## Expected Value of Empirical Risk for OLS

### OLS Setting Summary:
- **Input space**: $X = \mathbb{R}^d$ 
- **Output space**: $Y = \mathbb{R}$
- **Loss function**: Squared loss $l(y, y') = (y - y')^2$
- **Hypothesis space**: $F = \{x \mapsto x^T\theta, \theta \in \mathbb{R}^d\}$

### Linear Model:
$$y = X\theta^* + \epsilon$$
where $\epsilon \sim \mathcal{N}(0, \sigma^2 I_n)$ (Gaussian noise).

### OLS Estimator:
$$\hat{\theta} = (X^T X)^{-1} X^T y$$

**Goal**: Prove that $E[R_X(\hat{\theta})] = \frac{n-d}{n}\sigma^2$


### Question 1 (M): Comparison with Bayes Risk

The Bayes risk for the squared loss in the linear model is $\sigma^2$ (the irreducible error due to noise).

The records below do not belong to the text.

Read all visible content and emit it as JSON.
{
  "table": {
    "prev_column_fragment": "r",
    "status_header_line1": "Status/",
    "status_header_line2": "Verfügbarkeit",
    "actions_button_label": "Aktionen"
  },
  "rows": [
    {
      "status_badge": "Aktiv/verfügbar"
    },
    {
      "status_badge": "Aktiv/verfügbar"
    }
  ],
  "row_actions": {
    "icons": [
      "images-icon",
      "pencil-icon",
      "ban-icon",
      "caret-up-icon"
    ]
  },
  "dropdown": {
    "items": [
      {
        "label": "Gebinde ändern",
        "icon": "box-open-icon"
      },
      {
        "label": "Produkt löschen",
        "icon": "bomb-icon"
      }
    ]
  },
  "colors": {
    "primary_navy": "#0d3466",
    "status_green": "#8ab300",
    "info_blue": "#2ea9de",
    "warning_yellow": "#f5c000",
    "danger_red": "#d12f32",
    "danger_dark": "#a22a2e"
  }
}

From Proposition 1: $E[R_X(\hat{\theta})] = \frac{n-d}{n}\sigma^2$

**Comparison:**
- Bayes risk: $\sigma^2$
- Expected empirical risk of OLS: $\frac{n-d}{n}\sigma^2$

Since $\frac{n-d}{n} < 1$ (assuming $d > 0$), we have:
$$E[R_X(\hat{\theta})] < \text{Bayes risk}$$


This result shows that the **expected empirical risk underestimates the true risk**. This phenomenon is known as **optimistic bias** of the training error.

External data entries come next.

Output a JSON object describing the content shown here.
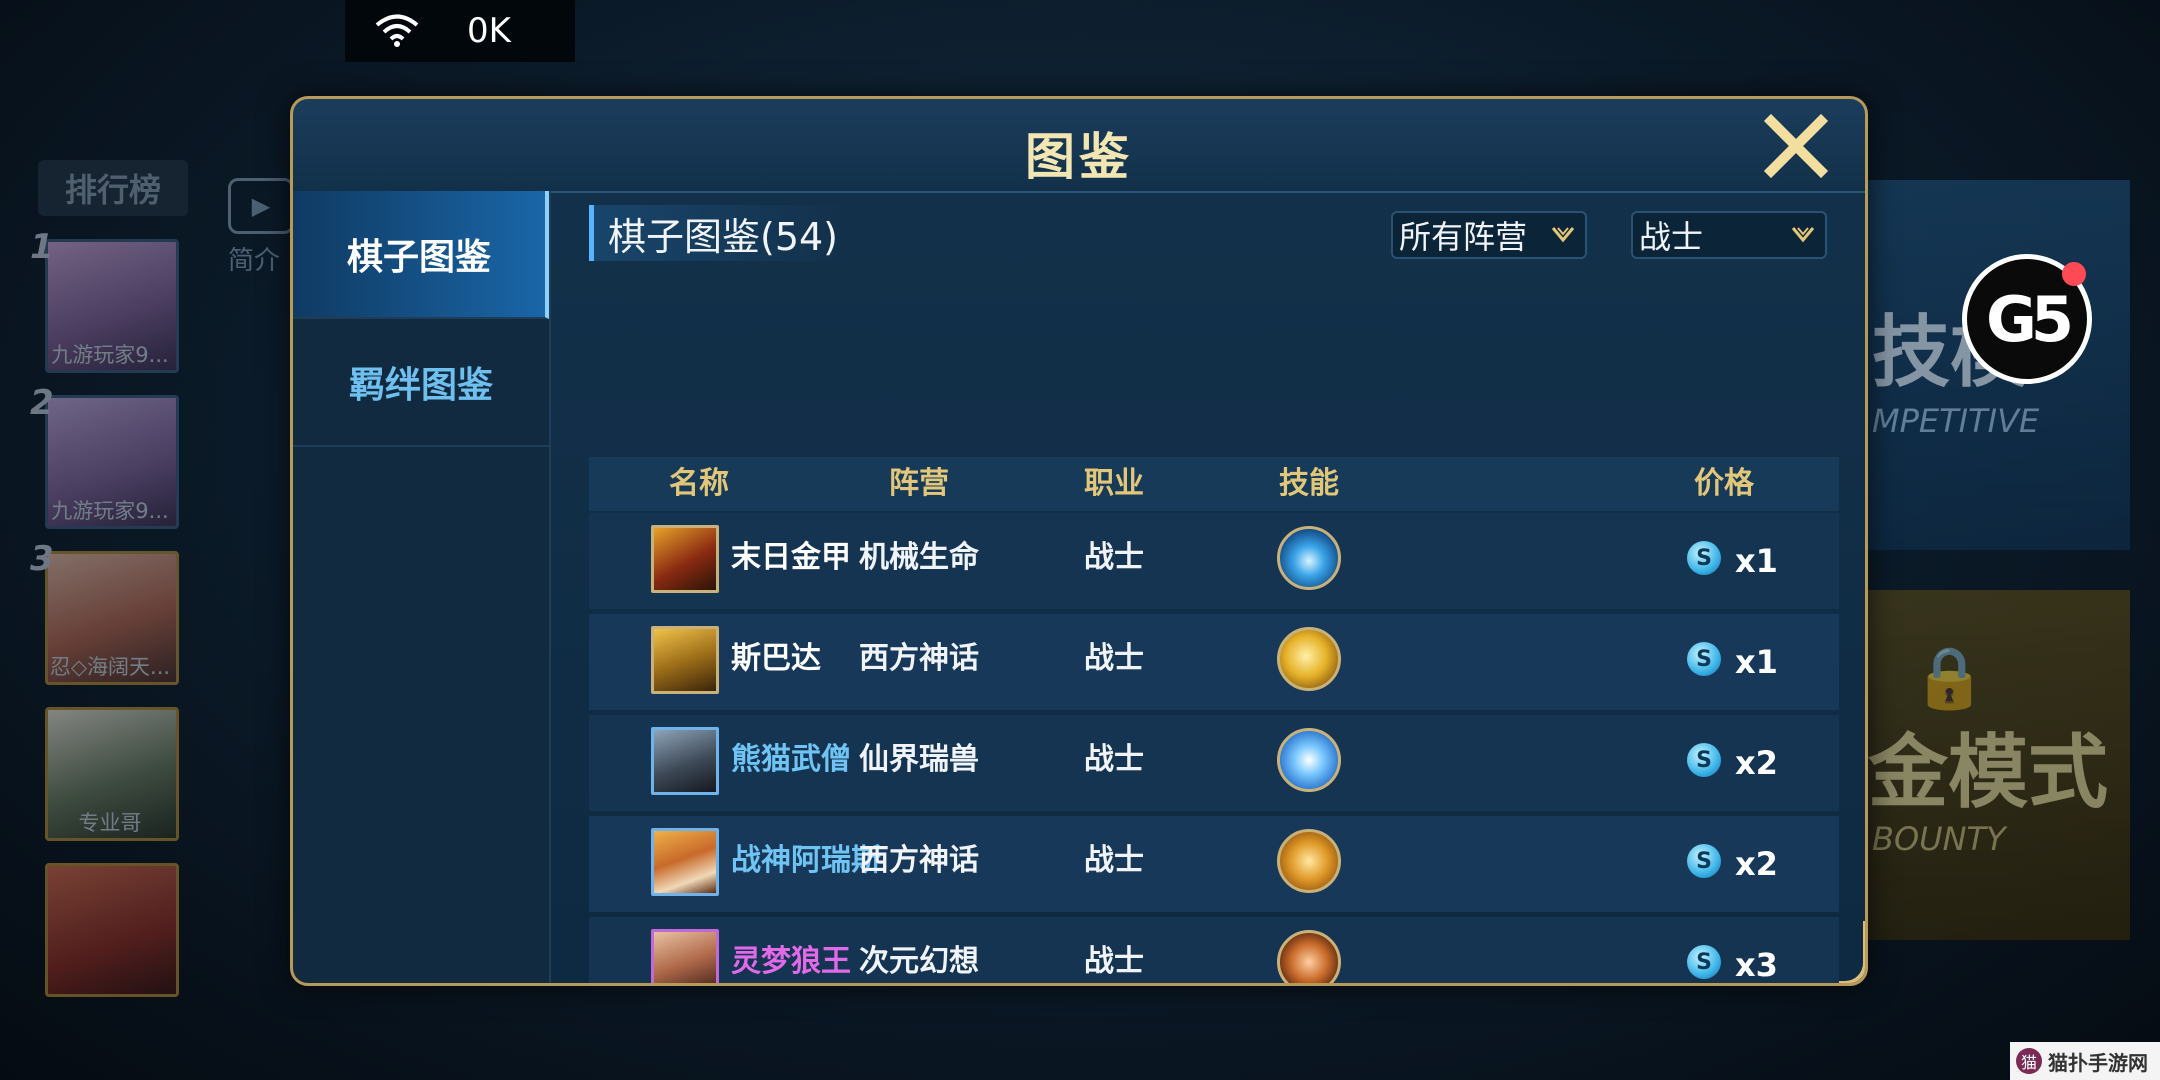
{
  "status_bar": {
    "speed": "0K"
  },
  "background": {
    "leaderboard_title": "排行榜",
    "intro_label": "简介",
    "leaderboard": [
      {
        "rank": "1",
        "name": "九游玩家9..."
      },
      {
        "rank": "2",
        "name": "九游玩家9..."
      },
      {
        "rank": "3",
        "name": "忍◇海阔天..."
      },
      {
        "rank": "",
        "name": "专业哥"
      },
      {
        "rank": "",
        "name": ""
      }
    ],
    "mode_competitive": {
      "title": "技模",
      "subtitle": "MPETITIVE"
    },
    "mode_bounty": {
      "title": "金模式",
      "subtitle": "BOUNTY"
    }
  },
  "dialog": {
    "title": "图鉴",
    "tabs": [
      {
        "label": "棋子图鉴",
        "active": true
      },
      {
        "label": "羁绊图鉴",
        "active": false
      }
    ],
    "section_title": "棋子图鉴(54)",
    "filters": {
      "faction": "所有阵营",
      "class": "战士"
    },
    "columns": {
      "name": "名称",
      "faction": "阵营",
      "class": "职业",
      "skill": "技能",
      "price": "价格"
    },
    "rows": [
      {
        "name": "末日金甲",
        "faction": "机械生命",
        "class": "战士",
        "price": "x1",
        "rarity": "white",
        "portrait": "p-gold",
        "skill": "sk-blue"
      },
      {
        "name": "斯巴达",
        "faction": "西方神话",
        "class": "战士",
        "price": "x1",
        "rarity": "white",
        "portrait": "p-sparta",
        "skill": "sk-gold"
      },
      {
        "name": "熊猫武僧",
        "faction": "仙界瑞兽",
        "class": "战士",
        "price": "x2",
        "rarity": "blue",
        "portrait": "p-panda",
        "skill": "sk-cloud"
      },
      {
        "name": "战神阿瑞斯",
        "faction": "西方神话",
        "class": "战士",
        "price": "x2",
        "rarity": "blue",
        "portrait": "p-ares",
        "skill": "sk-shield"
      },
      {
        "name": "灵梦狼王",
        "faction": "次元幻想",
        "class": "战士",
        "price": "x3",
        "rarity": "purple",
        "portrait": "p-wolf",
        "skill": "sk-claw"
      },
      {
        "name": "",
        "faction": "",
        "class": "",
        "price": "",
        "rarity": "white",
        "portrait": "p-sixth",
        "skill": "sk-fire"
      }
    ]
  },
  "watermark": {
    "text": "猫扑手游网"
  },
  "colors": {
    "accent_gold": "#e2c77a",
    "active_tab": "#1a66a8",
    "rarity_blue": "#6fc4f4",
    "rarity_purple": "#e06ae8"
  }
}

**Analysis as function of $n$ and $d$:**
- As $n \to \infty$: $\frac{n-d}{n} \to 1$, so the bias disappears
- As $d$ increases: The bias becomes more pronounced
- When $d$ is close to $n$: The empirical risk severely underestimates the true risk

This explains why we need separate validation/test sets to get unbiased estimates of generalization performance.


### Question 2 (M):

We need to show:
$$E[R_n(\hat{\theta})] = E_\epsilon\left[\frac{1}{n}||(I_n - X(X^TX)^{-1}X^T)\epsilon||^2\right]$$

#### Proof:

Starting from the empirical risk:
$$R_n(\hat{\theta}) = \frac{1}{n}||y - X\hat{\theta}||^2$$

Substituting $y = X\theta^* + \epsilon$ and $\hat{\theta} = (X^TX)^{-1}X^Ty$:

$$y - X\hat{\theta} = X\theta^* + \epsilon - X(X^TX)^{-1}X^T(X\theta^* + \epsilon)$$

$$= X\theta^* + \epsilon - X(X^TX)^{-1}X^TX\theta^* - X(X^TX)^{-1}X^T\epsilon$$

Since $X(X^TX)^{-1}X^TX = X$ (assuming $X$ has full column rank):

$$y - X\hat{\theta} = X\theta^* + \epsilon - X\theta^* - X(X^TX)^{-1}X^T\epsilon$$

$$= \epsilon - X(X^TX)^{-1}X^T\epsilon = (I_n - X(X^TX)^{-1}X^T)\epsilon$$

Therefore:
$$R_n(\hat{\theta}) = \frac{1}{n}||(I_n - X(X^TX)^{-1}X^T)\epsilon||^2$$

Taking expectation:
$$E[R_n(\hat{\theta})] = E_\epsilon\left[\frac{1}{n}||(I_n - X(X^TX)^{-1}X^T)\epsilon||^2\right]$$


### Question 3 (M):


We need to show: $\sum_{(i,j) \in [1,n]^2} A_{ij}^2 = \text{tr}(A^TA)$

#### Proof:

$$\text{tr}(A^TA) = \sum_{i=1}^n (A^TA)_{ii} = \sum_{i=1}^n \sum_{k=1}^n A_{ki}A_{ki} = \sum_{i=1}^n \sum_{k=1}^n A_{ki}^2$$

Reindexing with $k \to i$ and $i \to j$:
$$\text{tr}(A^TA) = \sum_{i=1}^n \sum_{j=1}^n A_{ij}^2 = \sum_{(i,j) \in [1,n]^2} A_{ij}^2$$


### Question 4 (M):


We need to show: $E_\epsilon[\frac{1}{n}||A\epsilon||^2] = \frac{\sigma^2}{n}\text{tr}(A^TA)$

#### Proof:

$$E_\epsilon[||A\epsilon||^2] = E_\epsilon[\sum_{i=1}^n (A\epsilon)_i^2] = E_\epsilon[\sum_{i=1}^n (\sum_{j=1}^n A_{ij}\epsilon_j)^2]$$

$$= E_\epsilon[\sum_{i=1}^n \sum_{j=1}^n \sum_{k=1}^n A_{ij}A_{ik}\epsilon_j\epsilon_k]$$

Since $E[\epsilon_j\epsilon_k] = \sigma^2\delta_{jk}$ (where $\delta_{jk}$ is the Kronecker delta):

$$E_\epsilon[||A\epsilon||^2] = \sum_{i=1}^n \sum_{j=1}^n A_{ij}A_{ij}\sigma^2 = \sigma^2\sum_{i=1}^n \sum_{j=1}^n A_{ij}^2$$

Using Question 3:
$$E_\epsilon[||A\epsilon||^2] = \sigma^2 \text{tr}(A^TA)$$

Therefore:
$$E_\epsilon[\frac{1}{n}||A\epsilon||^2] = \frac{\sigma^2}{n}\text{tr}(A^TA)$$